Bir zamanlar kalıcı olan buzların hacimleri, dünyanın neredeyse her yerinde azalmış durumda. Dünya buzulları, 2000 ile 2019 yılları arasında yıl başına ortalama 267 gigaton (milyar ton) buz kaybetmiş; bu miktar, İsviçre’nin bütün yüzey alanını her yıl suyun altı metre altına batırabilecek kadar fazla. Buzullardaki kütle kaybı, bu dönemde keskin bir artış da göstermiş. 2000 ile 2004 yılları arasında, buzullar her yıl 227 gigaton kütle kaybetmiş fakat 2015 ile 2019 arasında, toplam kaybolan kütle yıllık 298 gigatona ulaşmış. Eriyen buzullar, bu dönemde deniz seviyesinde gözlenen yükselişinin yüzde 21’e kadarına sebep olmuş; yani bir yılda 0,74 milimetre kadar. Deniz seviyesinde meydana gelen yükselişin neredeyse yarısı, sıcaklığı artan suyun ısıl genleşmesine atfedilebilir. Geri kalan üçte ikilik kısımdan ise, Grönland ve Antarktika’daki buz katmanlarından gelen erime suları ve karasal su haznelerindeki değişimler sorumlu.

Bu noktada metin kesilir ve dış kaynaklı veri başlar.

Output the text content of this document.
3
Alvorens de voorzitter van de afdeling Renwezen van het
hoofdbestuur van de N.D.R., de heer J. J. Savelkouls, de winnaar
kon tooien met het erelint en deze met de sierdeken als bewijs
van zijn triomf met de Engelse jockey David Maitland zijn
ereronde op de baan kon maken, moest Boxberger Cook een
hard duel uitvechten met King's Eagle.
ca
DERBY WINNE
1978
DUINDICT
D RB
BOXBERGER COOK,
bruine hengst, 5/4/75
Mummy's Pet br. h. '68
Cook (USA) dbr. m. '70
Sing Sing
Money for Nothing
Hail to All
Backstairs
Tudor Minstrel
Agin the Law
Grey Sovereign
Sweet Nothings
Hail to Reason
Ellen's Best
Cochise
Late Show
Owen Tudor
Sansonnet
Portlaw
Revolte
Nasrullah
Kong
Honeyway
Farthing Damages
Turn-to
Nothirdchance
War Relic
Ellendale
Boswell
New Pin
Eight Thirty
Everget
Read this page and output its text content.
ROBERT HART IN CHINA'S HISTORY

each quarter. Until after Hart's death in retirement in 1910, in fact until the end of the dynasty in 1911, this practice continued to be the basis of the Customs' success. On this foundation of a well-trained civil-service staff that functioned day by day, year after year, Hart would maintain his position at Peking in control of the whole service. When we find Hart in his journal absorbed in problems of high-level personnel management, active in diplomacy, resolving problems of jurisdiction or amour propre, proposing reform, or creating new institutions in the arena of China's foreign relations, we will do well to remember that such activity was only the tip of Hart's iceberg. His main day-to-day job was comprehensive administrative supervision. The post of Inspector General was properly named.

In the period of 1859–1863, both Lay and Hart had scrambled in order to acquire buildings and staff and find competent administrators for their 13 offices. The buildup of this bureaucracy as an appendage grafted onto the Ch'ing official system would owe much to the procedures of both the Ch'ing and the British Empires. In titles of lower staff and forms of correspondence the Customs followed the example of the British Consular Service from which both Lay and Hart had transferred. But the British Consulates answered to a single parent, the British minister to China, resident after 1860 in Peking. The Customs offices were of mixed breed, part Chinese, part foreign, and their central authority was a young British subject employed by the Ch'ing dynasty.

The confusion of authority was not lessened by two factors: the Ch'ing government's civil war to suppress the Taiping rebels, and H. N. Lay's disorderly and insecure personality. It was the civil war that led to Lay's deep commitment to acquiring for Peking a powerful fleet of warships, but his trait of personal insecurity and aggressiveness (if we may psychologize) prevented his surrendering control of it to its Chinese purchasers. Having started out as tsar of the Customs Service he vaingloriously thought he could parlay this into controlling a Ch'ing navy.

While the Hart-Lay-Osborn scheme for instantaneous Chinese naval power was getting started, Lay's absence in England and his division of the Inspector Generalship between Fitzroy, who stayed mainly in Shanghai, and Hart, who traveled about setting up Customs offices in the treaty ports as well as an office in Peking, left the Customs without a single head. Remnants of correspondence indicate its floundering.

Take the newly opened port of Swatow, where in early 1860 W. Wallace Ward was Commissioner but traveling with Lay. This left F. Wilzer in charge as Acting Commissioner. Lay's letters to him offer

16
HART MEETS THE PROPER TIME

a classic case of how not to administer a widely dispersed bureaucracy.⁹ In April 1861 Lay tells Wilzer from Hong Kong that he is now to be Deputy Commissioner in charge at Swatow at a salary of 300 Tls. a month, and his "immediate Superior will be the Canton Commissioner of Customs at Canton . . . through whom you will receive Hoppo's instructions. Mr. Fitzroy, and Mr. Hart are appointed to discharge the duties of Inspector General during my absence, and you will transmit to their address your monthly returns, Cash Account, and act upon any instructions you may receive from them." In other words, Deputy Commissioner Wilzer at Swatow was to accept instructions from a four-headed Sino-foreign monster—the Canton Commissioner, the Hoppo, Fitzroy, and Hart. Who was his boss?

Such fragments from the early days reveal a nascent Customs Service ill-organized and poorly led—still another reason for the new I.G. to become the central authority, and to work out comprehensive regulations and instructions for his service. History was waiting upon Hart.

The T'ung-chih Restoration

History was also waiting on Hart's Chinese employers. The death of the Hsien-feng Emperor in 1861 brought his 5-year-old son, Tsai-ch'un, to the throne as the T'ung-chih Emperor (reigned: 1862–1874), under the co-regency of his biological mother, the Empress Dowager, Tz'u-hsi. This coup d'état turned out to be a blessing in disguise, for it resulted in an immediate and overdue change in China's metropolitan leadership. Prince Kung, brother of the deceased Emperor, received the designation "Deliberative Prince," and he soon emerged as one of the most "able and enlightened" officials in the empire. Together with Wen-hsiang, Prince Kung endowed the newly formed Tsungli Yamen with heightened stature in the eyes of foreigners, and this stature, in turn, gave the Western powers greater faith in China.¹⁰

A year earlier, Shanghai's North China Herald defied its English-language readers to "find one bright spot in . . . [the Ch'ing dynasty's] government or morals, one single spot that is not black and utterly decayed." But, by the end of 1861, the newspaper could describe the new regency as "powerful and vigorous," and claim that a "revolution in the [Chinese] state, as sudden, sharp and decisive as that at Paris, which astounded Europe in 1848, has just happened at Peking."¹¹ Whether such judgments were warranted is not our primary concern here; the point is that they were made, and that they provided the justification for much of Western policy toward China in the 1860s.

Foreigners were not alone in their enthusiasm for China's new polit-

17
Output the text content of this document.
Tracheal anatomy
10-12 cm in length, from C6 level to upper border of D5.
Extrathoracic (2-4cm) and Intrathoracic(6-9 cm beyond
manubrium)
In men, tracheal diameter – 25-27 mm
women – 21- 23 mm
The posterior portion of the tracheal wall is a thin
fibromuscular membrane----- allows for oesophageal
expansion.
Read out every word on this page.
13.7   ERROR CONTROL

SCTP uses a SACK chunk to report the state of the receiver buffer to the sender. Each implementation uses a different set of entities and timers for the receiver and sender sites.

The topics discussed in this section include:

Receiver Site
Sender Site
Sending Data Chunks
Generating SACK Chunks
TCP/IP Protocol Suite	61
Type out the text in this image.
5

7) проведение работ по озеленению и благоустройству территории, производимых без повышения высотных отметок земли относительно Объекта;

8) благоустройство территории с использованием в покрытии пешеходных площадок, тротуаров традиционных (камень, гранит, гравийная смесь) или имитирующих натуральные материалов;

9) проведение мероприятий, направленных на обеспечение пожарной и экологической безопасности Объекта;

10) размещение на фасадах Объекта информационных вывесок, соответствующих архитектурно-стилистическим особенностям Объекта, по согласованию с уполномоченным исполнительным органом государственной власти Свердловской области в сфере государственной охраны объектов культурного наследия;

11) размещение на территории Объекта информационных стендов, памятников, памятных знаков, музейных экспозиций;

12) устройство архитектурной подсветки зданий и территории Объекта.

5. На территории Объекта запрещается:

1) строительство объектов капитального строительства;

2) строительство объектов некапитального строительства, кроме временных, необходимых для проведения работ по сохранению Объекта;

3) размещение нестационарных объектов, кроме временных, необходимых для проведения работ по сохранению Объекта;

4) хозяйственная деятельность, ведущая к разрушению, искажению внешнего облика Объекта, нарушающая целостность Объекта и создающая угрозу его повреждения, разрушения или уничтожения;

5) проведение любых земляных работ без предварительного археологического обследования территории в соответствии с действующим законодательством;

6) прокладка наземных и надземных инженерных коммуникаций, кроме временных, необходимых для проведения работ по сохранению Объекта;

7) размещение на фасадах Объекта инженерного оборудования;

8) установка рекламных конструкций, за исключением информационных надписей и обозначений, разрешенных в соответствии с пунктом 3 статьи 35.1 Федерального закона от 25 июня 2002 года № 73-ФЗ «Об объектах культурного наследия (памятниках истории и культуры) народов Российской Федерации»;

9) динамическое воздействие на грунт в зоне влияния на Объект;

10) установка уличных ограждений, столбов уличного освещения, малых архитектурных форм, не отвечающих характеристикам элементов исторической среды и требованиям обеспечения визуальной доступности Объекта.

En hızlı eriyen buzullar arasında Alaska, İzlanda ve Alpler’de yer alan buzlar bulunuyor. Gözlenen durum; Pamir dağları, Hindukuş Dağları ve Himayalardaki dağ buzullarında da derin bir etki oluşturuyor. “Çalışmanın baş yazarı ve ETH Zürih ile Toulouse Üniversitesi’nde araştırmacı olan Romain Hugonnet, “Himayalardaki durum özellikle endişe verici” diye açıklıyor. “Buzulların erime suları, kurak mevsimde Ganj Brahmaputra ve İndus nehirleri gibi büyük su yollarını besleyen önemli bir kaynak. Günümüzde artış gösteren erime, bölgede yaşayan insanlar için bir tampon vazifesi görüyor. Fakat Himayalardaki daralma artmaya devam ederse, Hindistan ve Bangladeş gibi kalabalık ülkeler onlarca yıl içerisinde su veya gıda kıtlıklarıyla karşı karşıya kalabilir.”

Çalışmanın sonuçları, hidrolojik modellerin geliştirilmesini sağlayabilir ve küresel ile yerel ölçeklerde daha hassas tahminlerin yürütülmesinde kullanılabilir; örneğin, Himalaya buzullarının önümüzdeki onlarca yıl içerisinde ne kadar eriyebileceğini tahmin etmede kullanılabilir.